それにより、1機の【ヘヴィスラッシュ】は逸れ、もう1機の攻撃は大和が何とか避けきってみせた。
逆に敵はコロナの一撃を避けきれず、よろける。
そこにコロナはグリフォンリッターと共に【小隊陣形】シュツルムアタックによる連続攻撃を行う。
先ほど右側へと誘導した敵も同じ展開で撃破したようだ。
しかし、大和に攻撃をかわされたもう1機が標的を変え、コロナの背後から斬りかかろうとする。
「君の相手は僕だ」
そこにすかさず大和が【ラピッドアタック】で素早い刺突を見舞う。さらにそのままビームソードで斬りかかる。
「コロナ!」
気がつくともう1機をいつの間にか倒し終えたコロナが再び背後に迫っており、大和の声にあわせて、斬撃をくらわす。
こうして連撃をくらう形で最後の1機も倒れ、こちらもまたファントムの小隊を1つ撃破した。
そしてウォークスたちはというと、残りの2隻と引き続き交戦していた。
先ほどの衝突の影響で碧玉斎は緊急脱出装置で既に離脱している。列は4隻になっていた。
同じように佳宵が体当たりを行おうとするも、やはりかわされ残りの1隻に集中的に攻撃を浴びてしまう。
「仕方ありません……! 離脱します」
それにより、佳宵もまた先ほどからの損傷も重なり、墜落へと持ち込まれてしまった。緊急脱出装置にて、脱出する。
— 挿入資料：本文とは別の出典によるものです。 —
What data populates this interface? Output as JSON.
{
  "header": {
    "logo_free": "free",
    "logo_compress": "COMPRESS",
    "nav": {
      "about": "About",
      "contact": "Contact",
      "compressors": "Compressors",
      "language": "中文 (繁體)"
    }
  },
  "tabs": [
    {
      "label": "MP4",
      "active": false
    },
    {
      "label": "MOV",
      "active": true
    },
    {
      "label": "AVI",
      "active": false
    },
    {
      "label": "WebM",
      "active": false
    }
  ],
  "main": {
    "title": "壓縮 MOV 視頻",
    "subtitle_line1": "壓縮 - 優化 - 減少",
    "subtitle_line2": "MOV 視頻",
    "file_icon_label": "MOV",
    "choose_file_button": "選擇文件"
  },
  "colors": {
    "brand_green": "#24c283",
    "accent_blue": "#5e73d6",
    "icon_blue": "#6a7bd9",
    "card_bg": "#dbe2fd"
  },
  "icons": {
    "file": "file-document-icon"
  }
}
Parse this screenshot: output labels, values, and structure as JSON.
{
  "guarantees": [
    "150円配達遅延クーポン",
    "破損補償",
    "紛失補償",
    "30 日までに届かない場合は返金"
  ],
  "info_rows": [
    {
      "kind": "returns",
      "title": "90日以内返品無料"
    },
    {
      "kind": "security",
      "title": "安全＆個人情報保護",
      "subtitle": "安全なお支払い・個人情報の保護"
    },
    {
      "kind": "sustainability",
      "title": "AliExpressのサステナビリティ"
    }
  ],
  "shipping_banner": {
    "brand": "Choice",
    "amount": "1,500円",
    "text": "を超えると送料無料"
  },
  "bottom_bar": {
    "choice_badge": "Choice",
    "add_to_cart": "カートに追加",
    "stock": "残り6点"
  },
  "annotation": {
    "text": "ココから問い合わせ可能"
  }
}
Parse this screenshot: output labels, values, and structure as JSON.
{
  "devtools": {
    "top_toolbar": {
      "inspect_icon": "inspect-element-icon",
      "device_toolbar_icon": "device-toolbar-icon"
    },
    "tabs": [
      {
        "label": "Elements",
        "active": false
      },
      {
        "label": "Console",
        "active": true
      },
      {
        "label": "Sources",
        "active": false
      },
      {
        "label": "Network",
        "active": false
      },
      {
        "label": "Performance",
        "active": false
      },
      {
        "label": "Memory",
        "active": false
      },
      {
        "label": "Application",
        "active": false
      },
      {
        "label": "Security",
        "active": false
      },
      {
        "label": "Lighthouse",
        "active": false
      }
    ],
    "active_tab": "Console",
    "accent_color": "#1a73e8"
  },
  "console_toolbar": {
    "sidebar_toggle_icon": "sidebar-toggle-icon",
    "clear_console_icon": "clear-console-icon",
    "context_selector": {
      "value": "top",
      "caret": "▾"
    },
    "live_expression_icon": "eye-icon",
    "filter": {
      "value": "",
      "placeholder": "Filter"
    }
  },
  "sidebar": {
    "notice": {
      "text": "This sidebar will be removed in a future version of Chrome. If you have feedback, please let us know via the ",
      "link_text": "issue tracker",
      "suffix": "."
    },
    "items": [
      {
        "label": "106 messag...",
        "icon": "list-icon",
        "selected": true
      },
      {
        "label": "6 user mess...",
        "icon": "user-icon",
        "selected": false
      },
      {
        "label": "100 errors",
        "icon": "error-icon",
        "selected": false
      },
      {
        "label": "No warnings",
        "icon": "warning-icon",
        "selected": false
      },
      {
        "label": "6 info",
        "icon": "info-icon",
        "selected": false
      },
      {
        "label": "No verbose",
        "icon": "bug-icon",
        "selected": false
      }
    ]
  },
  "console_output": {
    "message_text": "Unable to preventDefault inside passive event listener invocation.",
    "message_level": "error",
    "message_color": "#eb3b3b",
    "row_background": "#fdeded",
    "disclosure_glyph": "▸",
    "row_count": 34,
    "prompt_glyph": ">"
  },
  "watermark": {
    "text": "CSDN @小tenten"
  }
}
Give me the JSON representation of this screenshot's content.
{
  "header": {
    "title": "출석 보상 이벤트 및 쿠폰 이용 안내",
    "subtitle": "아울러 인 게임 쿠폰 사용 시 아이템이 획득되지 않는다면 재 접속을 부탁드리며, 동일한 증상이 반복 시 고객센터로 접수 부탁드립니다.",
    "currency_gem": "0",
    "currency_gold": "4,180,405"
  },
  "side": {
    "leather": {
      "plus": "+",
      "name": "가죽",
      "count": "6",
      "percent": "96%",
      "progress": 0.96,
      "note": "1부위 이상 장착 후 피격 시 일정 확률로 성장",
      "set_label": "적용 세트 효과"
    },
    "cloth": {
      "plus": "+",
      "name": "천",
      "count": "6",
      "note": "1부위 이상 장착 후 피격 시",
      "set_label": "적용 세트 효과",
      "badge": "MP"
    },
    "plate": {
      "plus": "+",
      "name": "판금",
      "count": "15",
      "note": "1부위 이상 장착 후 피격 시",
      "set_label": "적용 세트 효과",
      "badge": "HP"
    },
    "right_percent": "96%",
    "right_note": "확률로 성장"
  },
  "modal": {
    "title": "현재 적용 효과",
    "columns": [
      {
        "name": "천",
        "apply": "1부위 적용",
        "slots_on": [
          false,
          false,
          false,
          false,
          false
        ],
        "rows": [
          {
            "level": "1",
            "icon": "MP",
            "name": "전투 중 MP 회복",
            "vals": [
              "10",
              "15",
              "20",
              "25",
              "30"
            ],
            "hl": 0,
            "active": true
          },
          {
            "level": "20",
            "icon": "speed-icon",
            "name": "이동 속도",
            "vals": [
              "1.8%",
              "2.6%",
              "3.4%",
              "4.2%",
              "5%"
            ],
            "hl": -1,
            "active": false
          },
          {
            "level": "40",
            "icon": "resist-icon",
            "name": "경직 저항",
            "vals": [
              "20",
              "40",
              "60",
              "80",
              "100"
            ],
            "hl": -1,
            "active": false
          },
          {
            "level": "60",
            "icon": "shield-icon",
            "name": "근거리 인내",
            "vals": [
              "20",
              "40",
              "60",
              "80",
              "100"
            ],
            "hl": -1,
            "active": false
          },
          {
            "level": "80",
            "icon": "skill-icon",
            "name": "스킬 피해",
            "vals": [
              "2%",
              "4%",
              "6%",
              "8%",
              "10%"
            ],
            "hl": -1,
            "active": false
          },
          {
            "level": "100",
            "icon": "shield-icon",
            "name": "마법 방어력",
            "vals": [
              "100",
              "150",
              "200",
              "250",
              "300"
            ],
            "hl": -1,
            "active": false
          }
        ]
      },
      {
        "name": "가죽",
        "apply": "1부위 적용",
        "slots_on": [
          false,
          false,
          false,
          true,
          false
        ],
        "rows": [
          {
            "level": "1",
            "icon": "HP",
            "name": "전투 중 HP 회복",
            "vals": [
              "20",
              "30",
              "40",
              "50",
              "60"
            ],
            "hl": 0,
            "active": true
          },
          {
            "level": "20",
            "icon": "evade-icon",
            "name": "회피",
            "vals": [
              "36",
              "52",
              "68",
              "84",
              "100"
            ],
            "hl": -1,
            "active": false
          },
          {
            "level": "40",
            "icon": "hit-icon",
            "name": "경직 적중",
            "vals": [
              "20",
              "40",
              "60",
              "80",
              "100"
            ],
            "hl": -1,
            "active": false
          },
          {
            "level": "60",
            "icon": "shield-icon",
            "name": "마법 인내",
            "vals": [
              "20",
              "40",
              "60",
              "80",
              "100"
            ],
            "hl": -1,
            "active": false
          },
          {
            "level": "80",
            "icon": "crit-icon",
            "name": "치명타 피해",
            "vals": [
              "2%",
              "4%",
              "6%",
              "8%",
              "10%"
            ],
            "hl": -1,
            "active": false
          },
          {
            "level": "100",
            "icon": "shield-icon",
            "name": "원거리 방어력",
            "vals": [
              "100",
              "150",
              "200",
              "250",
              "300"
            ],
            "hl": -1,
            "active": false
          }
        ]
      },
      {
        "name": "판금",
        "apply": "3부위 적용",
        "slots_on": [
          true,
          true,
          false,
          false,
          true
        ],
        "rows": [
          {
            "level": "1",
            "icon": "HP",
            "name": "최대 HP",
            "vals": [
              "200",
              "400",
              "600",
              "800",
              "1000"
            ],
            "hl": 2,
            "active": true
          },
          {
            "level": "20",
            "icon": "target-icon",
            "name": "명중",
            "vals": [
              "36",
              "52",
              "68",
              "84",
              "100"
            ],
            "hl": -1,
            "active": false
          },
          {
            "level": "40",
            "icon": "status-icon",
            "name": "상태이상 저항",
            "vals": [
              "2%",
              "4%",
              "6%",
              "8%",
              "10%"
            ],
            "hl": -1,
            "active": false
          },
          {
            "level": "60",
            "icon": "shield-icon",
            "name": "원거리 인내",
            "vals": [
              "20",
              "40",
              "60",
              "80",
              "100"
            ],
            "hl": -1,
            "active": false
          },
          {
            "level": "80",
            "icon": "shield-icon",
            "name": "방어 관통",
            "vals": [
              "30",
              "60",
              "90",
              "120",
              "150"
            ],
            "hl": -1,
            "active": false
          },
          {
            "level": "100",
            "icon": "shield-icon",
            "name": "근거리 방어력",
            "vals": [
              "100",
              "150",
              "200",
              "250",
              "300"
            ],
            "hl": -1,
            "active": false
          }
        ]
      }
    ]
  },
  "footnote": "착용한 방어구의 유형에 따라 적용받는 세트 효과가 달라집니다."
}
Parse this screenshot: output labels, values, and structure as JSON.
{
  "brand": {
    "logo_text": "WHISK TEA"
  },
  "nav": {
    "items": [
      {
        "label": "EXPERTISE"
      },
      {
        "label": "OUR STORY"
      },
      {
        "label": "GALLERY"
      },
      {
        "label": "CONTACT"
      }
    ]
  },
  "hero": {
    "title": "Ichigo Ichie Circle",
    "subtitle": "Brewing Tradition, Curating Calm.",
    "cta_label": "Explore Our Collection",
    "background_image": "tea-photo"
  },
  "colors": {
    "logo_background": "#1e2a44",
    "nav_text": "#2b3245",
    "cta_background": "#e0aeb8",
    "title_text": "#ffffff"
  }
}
先頭の佳宵がいなくなる。それは終日にも動揺を与えたが、【エビルハート】で平静を装い、佳宵の離脱に合わせて、その背後から急上昇し、不意を突いて体当たりを仕掛ける。
しかし、体当たりをするのは終日ではない。終日は囮だ。牽制に破損部目がけて【水計】で攻撃。そこに2番手となった太郎がぶつかりに行く。
とはいえ、太郎は緊急脱出装置を持ち合わせていない。無理は禁物だ。
敵艦を揺らす程度を目標にぶつかりに行く。
そして敵艦が揺れた所にウォークスが【支援砲火】を浴びせて敵艦を撃破。
これによりもう1隻も飛行が厳しくなり離脱を余儀なくされたようだ。
残りは1隻。しかしながら、3対1は無謀だと悟ったのか、2隻目の離脱と共に残りのエアロシップは撤退してしまった。
しかし、ウォークスたちももはやボロボロである。深追いは出来ない。
脱出した佳宵と碧玉斎を拾いにその場を後にした。